Romm, of course, ignores the absence of any significant warming of the atmosphere in the past quarter century, as documented by weather satellite data and by independent observations from weather balloons. He really should take the trouble to examine the literature references in Crichton's book.

It is telling that he buys into the myth that there is a "consensus" about the science backing catastrophic global warming. This myth has been given some credence by Naomi Oreskes (Science Dec 3, 2004). Based on her "analysis" of 934 abstracts, she claims there is not a single one that doubts the GW story. Anyone can falsify her conclusion by examining the same public database. The real scandal is not so much Oreskes' biased analysis but that, so far, Science has refused to publish such a correction.

A recent international survey among some 500 climatologists found that "a quarter of respondents still question whether human activity is responsible for the most recent climatic changes." (Der Spiegel, 24 January 2005;,1518,342376,00.html). After the Russian Academy of Sciences issued its report in May 2004, President Vladimir Putin has termed Kyoto "scientifically flawed." Even Tony Blair has emphasized the ongoing scientific debates among climate scientists: "So it would be true to say the evidence [on anthropogenic global warming] is still disputed" (Davos Speech, 26 January 2005;

So much for "consensus."
S Fred Singer is professor emeritus of Environmental Sciences at the University of Virginia and former director of the US Weather Satellite Service.
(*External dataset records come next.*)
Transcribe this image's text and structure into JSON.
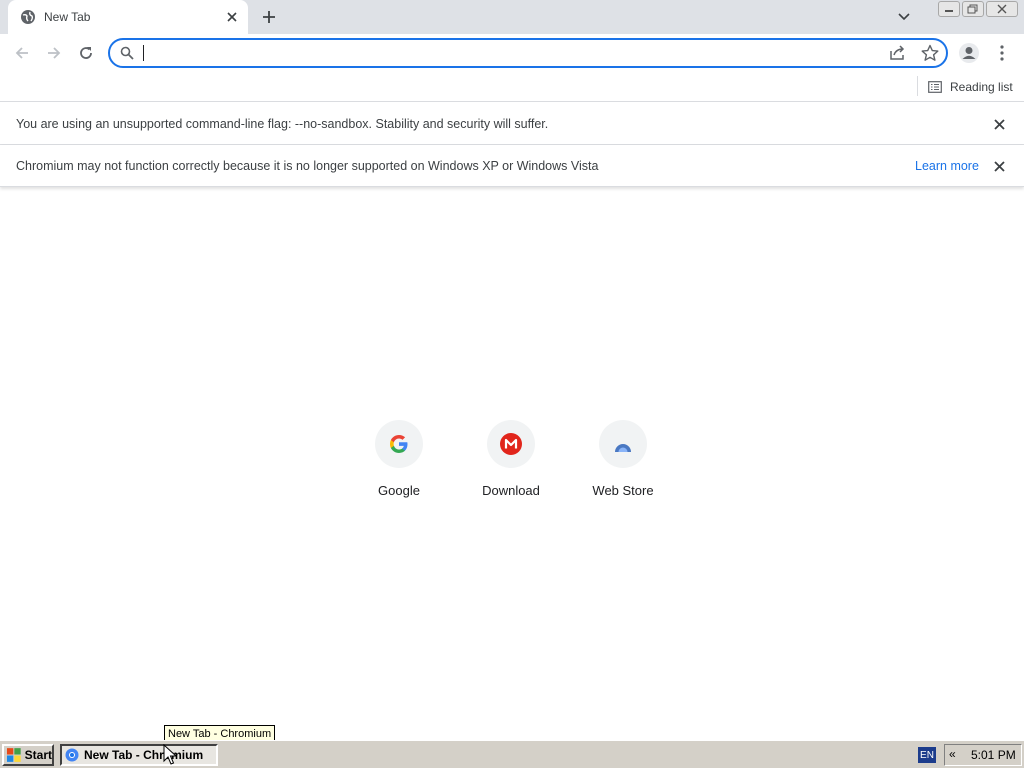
{
  "colors": {
    "accent": "#1a73e8",
    "tabstrip": "#dee1e6",
    "taskbar": "#d4d0c8",
    "download_red": "#e1251b"
  },
  "tab": {
    "title": "New Tab",
    "favicon": "globe-icon"
  },
  "toolbar": {
    "back": "back-arrow-icon",
    "forward": "forward-arrow-icon",
    "reload": "reload-icon",
    "omnibox_value": ""
  },
  "bookmarks": {
    "reading_list_label": "Reading list"
  },
  "infobars": [
    {
      "text": "You are using an unsupported command-line flag: --no-sandbox. Stability and security will suffer."
    },
    {
      "text": "Chromium may not function correctly because it is no longer supported on Windows XP or Windows Vista",
      "link": "Learn more"
    }
  ],
  "shortcuts": [
    {
      "label": "Google",
      "icon": "google-g-icon"
    },
    {
      "label": "Download",
      "icon": "mega-m-icon"
    },
    {
      "label": "Web Store",
      "icon": "web-store-icon"
    }
  ],
  "tooltip": "New Tab - Chromium",
  "taskbar": {
    "start_label": "Start",
    "task_label": "New Tab - Chromium",
    "language": "EN",
    "tray_chevron": "«",
    "clock": "5:01 PM"
  }
}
9. Another Book Reveals The Fallacies Of Environmentalism

Mihkel Mathiesen's book, "Global Warming in a Politically Correct Climate: How Truth Became Controversial," is an indictment of the lies and politics that fuel global warming hysteria and other environmental non-disasters.

Mathiesen describes the sequence of events that shape environmental policy:

o An environmental group or government agency puts out a press release about a looming catastrophe.

o The media reports on the issue using conditional statements making people believe an environmental problem is severe and immediate.

o The pressure to do something about it prompts enactment of legislation -- even before scientific studies are completed and facts are available.

Moreover, Mathiesen exposes the environmental falsehoods that have cost society dearly in terms of money and lives:

o The ban on the pesticide DDT in 1972 was based on dubious "scientific" evidence, despite its being an effective weapon against malaria; the disease has now claimed 15 million deaths worldwide.

o The purported acid rain scare has been debunked by a report concluding that the United States does not have a significant acid rain problem; however, utility companies in the Midwest still had to spend $140 billion on equipment changes.

Furthermore, with regard to global warming, the practice of sampling air bubbles in 400,000-year old ice cores to determine CO2 is not reliable, because it is based on the assumption that the air has remained inert and stable for that time period, says Mathiesen.